Seasonally we also assemble a Duck Rescue Team made of people who are in the larger centers of Saskatoon, Regina and Moose Jaw. It is critical that when conducting a duck rescue with a mother and her ducklings that none are separated, thus a larger team is sometimes required. The Duck Rescue group is sometimes needed at a moment's notice!
Events and Presentations
Assistance is always required with the many events that the WRSOS sets up booths at over the year. Our annual fundraising educational event "Gone Wild for Wildlife" is a big undertaking that requires volunteers to help plan and execute on the day of. The WRSOS sometimes gives presentations at schools throughout the province.
Volunteers with hidden talents of design or social media skills are always welcome. Designing eye catching posters for events or updating our Facebook page are one of the many aspects of the organization that our volunteers assist with!
Volunteer with a local rehabilitator
There are 20 provincially licensed wildlife rehabilitators in the province.

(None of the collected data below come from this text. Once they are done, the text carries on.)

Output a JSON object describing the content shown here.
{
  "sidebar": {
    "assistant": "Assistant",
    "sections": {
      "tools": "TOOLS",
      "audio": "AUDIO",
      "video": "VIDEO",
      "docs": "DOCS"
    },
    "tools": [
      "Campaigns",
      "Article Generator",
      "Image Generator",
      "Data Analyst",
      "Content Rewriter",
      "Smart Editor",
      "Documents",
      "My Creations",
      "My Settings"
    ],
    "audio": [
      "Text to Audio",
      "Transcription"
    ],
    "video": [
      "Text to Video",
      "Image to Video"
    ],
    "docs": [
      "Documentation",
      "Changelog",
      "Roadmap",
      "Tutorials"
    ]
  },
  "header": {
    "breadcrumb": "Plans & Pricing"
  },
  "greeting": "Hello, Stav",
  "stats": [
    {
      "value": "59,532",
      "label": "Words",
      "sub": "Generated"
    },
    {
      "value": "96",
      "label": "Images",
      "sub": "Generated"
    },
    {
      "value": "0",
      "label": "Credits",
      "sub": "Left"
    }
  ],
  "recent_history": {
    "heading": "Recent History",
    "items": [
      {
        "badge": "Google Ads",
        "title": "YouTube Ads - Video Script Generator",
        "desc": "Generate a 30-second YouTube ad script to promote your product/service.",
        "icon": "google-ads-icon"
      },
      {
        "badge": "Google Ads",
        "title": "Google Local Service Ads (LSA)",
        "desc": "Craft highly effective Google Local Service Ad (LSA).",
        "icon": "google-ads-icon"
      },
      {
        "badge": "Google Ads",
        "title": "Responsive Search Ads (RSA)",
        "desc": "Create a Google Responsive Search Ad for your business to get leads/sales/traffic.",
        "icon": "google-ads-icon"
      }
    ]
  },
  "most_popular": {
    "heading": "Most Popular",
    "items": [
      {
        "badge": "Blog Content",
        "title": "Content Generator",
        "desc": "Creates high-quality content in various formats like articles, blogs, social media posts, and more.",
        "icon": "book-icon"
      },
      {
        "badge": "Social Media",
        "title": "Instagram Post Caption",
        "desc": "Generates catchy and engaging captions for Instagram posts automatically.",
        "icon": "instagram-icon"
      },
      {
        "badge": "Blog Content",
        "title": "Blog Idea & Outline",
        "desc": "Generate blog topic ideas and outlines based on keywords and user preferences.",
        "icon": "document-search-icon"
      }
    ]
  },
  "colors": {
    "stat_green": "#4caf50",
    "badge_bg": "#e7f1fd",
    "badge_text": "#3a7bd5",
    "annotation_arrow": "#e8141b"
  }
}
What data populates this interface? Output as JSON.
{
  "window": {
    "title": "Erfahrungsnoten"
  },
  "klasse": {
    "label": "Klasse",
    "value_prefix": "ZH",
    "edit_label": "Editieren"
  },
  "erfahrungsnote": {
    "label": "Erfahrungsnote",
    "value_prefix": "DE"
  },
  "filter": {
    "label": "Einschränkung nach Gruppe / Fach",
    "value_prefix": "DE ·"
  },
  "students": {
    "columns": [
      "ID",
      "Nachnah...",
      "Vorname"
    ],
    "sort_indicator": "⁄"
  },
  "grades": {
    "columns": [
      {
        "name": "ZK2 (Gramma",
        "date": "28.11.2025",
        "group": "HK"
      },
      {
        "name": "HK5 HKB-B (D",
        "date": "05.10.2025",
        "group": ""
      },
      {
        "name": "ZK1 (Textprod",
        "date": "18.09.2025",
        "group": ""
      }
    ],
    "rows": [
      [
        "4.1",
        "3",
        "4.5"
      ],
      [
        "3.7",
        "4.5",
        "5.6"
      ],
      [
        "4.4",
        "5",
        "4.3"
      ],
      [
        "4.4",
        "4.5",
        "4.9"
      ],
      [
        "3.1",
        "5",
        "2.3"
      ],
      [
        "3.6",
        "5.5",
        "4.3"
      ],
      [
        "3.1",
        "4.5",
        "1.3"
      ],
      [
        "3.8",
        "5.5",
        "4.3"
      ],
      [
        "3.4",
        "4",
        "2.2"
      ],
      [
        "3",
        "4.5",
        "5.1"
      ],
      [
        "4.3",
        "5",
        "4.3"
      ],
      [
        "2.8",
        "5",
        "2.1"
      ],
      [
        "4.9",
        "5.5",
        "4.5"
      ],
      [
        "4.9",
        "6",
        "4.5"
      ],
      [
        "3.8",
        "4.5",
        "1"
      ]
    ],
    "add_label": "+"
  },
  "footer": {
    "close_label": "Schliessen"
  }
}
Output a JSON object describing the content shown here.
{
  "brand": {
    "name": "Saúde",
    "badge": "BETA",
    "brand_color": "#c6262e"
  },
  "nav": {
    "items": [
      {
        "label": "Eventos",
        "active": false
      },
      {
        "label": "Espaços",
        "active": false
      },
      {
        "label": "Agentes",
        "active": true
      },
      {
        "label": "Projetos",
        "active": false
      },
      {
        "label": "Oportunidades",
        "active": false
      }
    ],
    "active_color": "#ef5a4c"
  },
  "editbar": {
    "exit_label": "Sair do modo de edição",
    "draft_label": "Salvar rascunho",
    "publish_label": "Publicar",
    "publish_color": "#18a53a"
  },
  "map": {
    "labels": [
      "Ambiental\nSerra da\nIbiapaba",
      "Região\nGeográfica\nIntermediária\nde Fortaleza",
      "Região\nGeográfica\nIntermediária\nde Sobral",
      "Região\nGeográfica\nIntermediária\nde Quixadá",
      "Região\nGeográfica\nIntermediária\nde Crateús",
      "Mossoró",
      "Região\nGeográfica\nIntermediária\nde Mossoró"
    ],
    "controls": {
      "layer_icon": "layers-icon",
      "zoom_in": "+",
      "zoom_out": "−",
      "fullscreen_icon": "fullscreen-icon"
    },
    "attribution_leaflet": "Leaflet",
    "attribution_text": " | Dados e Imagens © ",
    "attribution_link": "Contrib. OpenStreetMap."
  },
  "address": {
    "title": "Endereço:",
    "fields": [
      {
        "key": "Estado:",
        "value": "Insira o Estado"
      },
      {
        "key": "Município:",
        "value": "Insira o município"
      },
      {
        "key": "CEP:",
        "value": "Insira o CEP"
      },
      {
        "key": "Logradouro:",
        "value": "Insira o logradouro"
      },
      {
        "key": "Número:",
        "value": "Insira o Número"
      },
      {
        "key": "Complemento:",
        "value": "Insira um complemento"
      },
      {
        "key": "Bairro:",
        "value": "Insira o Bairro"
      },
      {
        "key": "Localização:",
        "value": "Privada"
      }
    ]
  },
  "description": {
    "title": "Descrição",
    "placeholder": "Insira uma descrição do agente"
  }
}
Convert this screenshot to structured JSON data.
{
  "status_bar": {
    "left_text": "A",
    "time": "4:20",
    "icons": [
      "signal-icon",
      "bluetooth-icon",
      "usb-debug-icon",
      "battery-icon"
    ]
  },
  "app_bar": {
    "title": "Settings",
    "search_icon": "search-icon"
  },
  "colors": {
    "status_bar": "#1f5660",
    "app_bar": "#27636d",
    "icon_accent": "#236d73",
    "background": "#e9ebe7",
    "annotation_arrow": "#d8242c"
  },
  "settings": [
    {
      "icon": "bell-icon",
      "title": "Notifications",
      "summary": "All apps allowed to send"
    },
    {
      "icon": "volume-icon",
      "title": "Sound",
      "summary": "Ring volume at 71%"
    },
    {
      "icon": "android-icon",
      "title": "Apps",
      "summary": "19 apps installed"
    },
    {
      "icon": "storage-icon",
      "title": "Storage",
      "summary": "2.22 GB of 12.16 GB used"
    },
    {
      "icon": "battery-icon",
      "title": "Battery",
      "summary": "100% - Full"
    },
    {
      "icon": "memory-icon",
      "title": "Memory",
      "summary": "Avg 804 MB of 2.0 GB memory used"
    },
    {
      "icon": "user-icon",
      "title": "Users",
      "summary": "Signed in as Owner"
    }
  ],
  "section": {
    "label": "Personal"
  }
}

During the spring/summer baby boom, these rehabilitators always need help as there are many hungry mouths to feed.
WRSOS has a volunteer, working board that helps oversee the day to day operations of the organization. Newcomers can offer fresh new insight and ideas to the existing board.
The WRSOS is always looking for more target veterinarians and provincially licensed wildlife rehabilitators to work with!